José Rodrigues Coura Grupo Gen PDF Criptografado

CC

David Eduardo Barroso

Introdução

A denominação doen­ça meningocócica serve para incorporar um amplo espectro clínico causado pela bactéria Neisseria meningitidis, vulgarmente reconhecida como meningococo, a qual representa um problema de saú­de pública em todas as re­giões habitadas. Apesar de ser reconhecida há mais de 200 anos, a doen­ça meningocócica permanece como um importante desafio para a Medicina devido ao desconhecimento de aspectos da relação parasito-hospedeiro, o que se reflete com maior relevo na compreensão da evolução das formas fulminantes (Vieuseaux, 1805; Stephens et al., 2007).

A despeito da sua notoriedade, N. meningitidis é essencialmente um comensal bem adaptado da mucosa da nasofaringe humana, considerando que a progressão da colonização para a invasão e a agressão do hospedeiro é um evento relativamente raro (Feil et  al., 2000). A invasão da corrente sanguí­nea frequentemente ocasiona meningite ou septicemia.
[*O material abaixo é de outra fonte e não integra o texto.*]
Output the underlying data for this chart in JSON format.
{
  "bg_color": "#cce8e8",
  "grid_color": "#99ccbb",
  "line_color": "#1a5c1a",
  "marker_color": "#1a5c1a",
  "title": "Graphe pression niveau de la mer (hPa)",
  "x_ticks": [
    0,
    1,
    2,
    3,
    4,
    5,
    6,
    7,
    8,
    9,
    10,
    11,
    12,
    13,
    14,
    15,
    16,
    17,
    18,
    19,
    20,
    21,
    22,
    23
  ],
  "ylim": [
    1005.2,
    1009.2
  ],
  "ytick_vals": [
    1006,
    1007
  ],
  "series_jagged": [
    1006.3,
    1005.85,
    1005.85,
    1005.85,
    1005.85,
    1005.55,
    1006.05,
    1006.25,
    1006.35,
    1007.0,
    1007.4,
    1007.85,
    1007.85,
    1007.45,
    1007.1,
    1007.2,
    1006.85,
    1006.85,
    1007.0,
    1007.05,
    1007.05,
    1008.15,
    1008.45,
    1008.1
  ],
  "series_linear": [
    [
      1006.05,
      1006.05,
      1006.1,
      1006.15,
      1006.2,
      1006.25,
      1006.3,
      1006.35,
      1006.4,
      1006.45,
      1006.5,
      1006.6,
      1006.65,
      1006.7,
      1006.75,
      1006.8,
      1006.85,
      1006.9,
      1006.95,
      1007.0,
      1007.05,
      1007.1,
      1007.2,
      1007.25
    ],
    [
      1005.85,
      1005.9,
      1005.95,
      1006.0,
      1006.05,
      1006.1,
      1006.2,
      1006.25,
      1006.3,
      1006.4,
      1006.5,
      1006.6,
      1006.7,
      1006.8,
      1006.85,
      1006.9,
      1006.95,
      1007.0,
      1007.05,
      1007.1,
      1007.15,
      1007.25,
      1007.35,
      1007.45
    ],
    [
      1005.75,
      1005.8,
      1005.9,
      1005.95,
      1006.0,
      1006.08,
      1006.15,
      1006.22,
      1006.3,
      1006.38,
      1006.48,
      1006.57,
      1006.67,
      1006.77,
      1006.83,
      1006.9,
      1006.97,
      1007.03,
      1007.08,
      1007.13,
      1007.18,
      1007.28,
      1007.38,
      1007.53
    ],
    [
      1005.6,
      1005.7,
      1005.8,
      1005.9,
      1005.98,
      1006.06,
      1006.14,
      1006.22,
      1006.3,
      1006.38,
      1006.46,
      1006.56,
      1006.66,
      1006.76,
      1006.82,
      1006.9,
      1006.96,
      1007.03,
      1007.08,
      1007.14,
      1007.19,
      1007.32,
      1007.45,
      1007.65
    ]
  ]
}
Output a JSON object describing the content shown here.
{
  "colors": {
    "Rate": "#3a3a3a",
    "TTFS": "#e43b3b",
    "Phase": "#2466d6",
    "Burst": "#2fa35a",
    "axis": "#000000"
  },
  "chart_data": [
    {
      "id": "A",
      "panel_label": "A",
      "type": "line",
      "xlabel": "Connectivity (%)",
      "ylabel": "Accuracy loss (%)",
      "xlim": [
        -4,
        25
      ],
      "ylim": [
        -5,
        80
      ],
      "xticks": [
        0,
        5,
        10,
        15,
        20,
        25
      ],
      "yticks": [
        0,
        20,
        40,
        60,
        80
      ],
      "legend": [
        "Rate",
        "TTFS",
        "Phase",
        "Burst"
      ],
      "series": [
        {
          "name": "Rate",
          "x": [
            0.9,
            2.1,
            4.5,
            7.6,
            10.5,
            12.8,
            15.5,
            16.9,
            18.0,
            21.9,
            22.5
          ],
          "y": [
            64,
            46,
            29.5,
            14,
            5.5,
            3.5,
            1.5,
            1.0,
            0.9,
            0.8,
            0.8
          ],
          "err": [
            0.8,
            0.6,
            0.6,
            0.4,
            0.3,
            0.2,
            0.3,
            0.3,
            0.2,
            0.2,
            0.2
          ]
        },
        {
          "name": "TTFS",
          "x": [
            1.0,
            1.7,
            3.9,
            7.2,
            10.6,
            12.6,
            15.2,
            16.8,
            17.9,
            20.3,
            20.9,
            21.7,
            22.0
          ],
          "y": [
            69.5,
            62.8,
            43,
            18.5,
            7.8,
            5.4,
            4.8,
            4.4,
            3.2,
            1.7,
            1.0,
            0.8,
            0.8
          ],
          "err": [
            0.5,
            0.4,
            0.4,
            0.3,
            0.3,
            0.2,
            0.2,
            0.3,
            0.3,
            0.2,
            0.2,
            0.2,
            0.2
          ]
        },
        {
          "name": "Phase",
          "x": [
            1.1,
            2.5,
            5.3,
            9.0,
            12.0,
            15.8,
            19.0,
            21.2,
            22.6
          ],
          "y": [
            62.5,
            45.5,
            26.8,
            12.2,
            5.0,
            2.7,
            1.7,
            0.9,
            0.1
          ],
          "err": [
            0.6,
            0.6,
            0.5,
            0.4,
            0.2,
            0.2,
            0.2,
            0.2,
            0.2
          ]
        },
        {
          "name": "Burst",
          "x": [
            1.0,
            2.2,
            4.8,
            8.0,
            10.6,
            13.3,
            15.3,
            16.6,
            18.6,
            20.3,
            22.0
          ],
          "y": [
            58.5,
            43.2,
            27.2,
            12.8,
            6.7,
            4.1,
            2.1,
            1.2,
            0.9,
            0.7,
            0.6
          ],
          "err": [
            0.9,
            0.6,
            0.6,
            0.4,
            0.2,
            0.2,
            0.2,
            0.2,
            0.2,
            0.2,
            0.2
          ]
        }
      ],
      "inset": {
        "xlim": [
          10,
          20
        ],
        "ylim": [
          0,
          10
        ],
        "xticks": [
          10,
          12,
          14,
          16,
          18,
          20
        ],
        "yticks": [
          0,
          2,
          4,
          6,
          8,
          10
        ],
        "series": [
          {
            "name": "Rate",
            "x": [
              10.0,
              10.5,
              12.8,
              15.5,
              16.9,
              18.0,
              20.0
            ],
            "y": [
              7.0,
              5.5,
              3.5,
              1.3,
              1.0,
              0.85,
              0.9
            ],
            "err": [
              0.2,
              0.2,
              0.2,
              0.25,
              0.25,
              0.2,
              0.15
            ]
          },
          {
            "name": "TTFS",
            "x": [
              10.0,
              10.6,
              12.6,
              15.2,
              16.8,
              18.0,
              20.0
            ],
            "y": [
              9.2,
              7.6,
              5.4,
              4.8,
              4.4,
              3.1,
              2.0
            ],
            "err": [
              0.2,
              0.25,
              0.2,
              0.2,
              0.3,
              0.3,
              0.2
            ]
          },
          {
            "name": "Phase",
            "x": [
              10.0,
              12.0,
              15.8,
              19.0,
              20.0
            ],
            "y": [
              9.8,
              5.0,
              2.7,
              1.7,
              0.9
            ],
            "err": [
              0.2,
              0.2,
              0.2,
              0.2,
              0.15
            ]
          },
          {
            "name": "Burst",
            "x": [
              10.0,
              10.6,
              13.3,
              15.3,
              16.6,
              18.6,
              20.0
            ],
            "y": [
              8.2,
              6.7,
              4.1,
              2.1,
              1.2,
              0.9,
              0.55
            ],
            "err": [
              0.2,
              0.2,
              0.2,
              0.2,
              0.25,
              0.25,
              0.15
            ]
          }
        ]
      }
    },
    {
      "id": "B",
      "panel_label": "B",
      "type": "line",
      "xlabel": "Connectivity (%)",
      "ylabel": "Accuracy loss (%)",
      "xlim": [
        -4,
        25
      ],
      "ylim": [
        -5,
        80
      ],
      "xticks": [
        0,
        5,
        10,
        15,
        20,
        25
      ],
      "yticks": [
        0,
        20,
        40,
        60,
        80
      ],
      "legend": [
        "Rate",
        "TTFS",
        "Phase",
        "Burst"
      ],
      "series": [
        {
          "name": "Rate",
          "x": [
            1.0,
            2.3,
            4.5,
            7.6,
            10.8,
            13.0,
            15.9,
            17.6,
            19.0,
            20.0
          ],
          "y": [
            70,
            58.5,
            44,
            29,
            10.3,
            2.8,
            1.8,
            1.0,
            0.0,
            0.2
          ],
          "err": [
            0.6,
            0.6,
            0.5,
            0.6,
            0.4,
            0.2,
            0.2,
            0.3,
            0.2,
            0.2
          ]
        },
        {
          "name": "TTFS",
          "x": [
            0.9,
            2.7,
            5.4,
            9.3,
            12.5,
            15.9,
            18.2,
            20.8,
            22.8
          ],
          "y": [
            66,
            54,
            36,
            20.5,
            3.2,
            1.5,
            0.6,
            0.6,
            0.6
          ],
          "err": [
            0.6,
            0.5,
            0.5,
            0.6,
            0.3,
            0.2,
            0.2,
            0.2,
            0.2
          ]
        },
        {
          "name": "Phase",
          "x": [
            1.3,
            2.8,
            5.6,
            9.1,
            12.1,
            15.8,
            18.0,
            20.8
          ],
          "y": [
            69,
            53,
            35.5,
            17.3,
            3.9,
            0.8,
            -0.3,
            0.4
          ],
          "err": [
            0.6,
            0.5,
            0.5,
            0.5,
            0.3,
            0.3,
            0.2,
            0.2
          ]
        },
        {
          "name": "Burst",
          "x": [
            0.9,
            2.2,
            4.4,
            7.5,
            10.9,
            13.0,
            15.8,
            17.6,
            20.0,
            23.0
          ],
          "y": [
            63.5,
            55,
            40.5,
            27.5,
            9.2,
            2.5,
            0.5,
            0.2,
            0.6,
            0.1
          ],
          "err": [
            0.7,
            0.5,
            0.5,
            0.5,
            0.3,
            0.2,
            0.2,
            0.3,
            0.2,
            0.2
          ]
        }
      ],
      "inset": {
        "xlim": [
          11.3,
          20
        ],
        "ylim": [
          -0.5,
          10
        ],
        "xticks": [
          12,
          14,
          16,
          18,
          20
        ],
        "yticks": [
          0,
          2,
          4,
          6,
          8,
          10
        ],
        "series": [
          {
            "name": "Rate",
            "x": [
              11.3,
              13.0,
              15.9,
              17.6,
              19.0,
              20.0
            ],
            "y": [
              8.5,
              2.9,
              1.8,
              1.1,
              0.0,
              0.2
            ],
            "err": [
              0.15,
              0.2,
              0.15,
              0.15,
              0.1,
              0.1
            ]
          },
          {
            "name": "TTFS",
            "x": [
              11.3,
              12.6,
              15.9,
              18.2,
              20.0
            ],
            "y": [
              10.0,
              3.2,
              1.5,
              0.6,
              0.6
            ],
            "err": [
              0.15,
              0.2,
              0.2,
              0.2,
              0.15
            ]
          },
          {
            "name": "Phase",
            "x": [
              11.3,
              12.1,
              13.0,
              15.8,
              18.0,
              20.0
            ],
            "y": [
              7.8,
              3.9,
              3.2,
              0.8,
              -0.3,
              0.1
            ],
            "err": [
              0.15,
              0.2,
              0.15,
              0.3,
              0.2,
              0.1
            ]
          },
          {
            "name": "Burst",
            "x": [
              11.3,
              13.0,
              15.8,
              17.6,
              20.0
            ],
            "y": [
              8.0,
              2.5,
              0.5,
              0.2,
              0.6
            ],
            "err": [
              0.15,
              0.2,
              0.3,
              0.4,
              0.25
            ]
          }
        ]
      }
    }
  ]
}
Essas manifestações clínicas evoluem em poucas horas com o início da bacteriemia, podendo ocorrer separadamente ou juntas (Meyer, 1999). Não incluindo os dados das epidemias, estima-se que aproximadamente 500.000  casos novos ocorram anual­mente em todo o mundo; 50.000 destes casos são fatais e 60.000 recupe­ram-se com sequelas (WHO, 2009).